(389d) Integrated Development of High-Throughput Phage Purification Strategies for Use in Human Phage Therapy

Bacteriophages are a promising antimicrobial alternative to modern antibiotics as they can rapidly overcome bacterial resistance. However, the propagation of therapeutic phages in gram-negative bacteria results in proinflammatory contaminants, notably endotoxins (lipopolysaccharides). To meet the strict regulations (0.5 EU/mL or 5 EU/kg/h for intravenous applications) regarding endotoxin levels, the widely accepted method for phage purification is based on polyethylene glycol precipitation followed by cesium chloride density gradient ultracentrifugation. However, this method is very labour-intensive while only producing small quantities of purified phage product. There have been a handful of studies on using membrane adsorbers in this application, however those studies have focused on only removing endotoxins or only recovering phages and thus there is a strong need for further study of removing endotoxins from bacteriophage preparations.

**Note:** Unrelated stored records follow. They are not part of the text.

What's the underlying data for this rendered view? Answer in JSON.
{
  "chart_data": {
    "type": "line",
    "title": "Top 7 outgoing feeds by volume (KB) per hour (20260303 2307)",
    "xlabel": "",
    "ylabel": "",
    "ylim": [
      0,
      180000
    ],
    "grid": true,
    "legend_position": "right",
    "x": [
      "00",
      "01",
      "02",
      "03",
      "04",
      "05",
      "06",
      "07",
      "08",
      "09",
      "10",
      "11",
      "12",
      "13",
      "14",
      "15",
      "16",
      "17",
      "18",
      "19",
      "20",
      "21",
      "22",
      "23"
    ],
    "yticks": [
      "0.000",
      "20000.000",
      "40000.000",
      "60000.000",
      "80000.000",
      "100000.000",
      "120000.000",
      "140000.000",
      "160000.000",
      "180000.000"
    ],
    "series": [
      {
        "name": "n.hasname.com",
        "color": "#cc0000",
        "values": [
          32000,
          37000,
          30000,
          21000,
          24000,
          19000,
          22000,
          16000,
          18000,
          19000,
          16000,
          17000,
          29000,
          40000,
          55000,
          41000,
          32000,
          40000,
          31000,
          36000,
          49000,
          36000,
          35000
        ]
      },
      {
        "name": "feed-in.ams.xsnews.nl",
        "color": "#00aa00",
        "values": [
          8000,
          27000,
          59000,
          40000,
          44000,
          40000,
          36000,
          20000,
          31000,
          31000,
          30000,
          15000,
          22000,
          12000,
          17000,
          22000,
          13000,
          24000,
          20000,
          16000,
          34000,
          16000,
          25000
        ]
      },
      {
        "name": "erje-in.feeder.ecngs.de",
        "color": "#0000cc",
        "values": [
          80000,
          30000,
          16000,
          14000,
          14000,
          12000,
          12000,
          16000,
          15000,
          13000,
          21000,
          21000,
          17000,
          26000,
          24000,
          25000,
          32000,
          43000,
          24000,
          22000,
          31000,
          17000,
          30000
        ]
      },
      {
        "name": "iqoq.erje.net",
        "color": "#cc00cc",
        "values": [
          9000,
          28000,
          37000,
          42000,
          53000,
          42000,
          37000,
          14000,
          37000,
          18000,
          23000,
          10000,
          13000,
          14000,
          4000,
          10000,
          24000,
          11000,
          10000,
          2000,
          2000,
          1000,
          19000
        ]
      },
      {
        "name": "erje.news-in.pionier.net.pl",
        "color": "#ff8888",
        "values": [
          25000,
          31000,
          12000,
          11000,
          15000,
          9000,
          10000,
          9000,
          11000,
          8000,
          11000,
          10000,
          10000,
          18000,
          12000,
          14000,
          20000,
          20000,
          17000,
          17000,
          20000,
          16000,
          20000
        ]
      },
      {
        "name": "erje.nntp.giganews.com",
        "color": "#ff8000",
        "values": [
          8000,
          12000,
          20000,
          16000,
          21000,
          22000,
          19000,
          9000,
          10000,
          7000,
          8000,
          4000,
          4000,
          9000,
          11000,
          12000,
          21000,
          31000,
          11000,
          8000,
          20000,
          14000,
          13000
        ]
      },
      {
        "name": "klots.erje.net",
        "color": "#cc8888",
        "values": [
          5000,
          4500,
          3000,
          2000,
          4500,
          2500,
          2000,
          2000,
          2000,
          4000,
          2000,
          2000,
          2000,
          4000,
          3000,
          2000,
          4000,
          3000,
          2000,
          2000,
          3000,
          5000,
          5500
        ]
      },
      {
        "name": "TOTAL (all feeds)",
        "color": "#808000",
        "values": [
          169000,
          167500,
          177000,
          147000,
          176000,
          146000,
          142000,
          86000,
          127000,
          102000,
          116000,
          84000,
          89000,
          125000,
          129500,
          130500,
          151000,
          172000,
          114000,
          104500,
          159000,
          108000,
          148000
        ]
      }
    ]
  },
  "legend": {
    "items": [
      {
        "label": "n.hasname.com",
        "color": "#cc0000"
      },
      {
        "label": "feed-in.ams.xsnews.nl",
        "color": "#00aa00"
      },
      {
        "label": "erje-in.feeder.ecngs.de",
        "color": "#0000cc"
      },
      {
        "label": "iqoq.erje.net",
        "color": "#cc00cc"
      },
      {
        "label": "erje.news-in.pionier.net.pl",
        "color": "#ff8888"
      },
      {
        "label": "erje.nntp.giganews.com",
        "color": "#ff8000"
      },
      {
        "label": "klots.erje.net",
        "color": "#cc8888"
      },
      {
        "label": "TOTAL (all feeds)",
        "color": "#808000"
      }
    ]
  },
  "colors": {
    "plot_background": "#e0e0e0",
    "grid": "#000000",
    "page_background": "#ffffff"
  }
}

Two phages were isolated, sequenced, and propagated using E. coli plate cultures generating bacteriophage feedstocks with titers of 10⁹ - 10¹⁰ PFU/mL containing endotoxin concentrations in the range of 3 000 – 30 000 EU/mL. In some early purification tests with commercial anion exchange membrane absorbers, Mustang E (Pall) and Natrix Q (Millipore), in the standard syringe filter format, we discovered that the separation of phage from endotoxins was very poor. Recognizing the limitations of this sequential approach and the need to study a wide variety of solution conditions (e.g., complexation of endotoxins into various aggregate forms is determined by presence of detergents/ions), we have since pivoted to using a high-throughput screening approach recently developed at McMaster University. Also, we are using helium ion microscopy to directly visualize phage binding onto the membrane adsorbers. We anticipate that this approach will elucidate the governing factors for phage binding onto membranes which will be used to develop a universal method of generating clinical-grade phage preparations.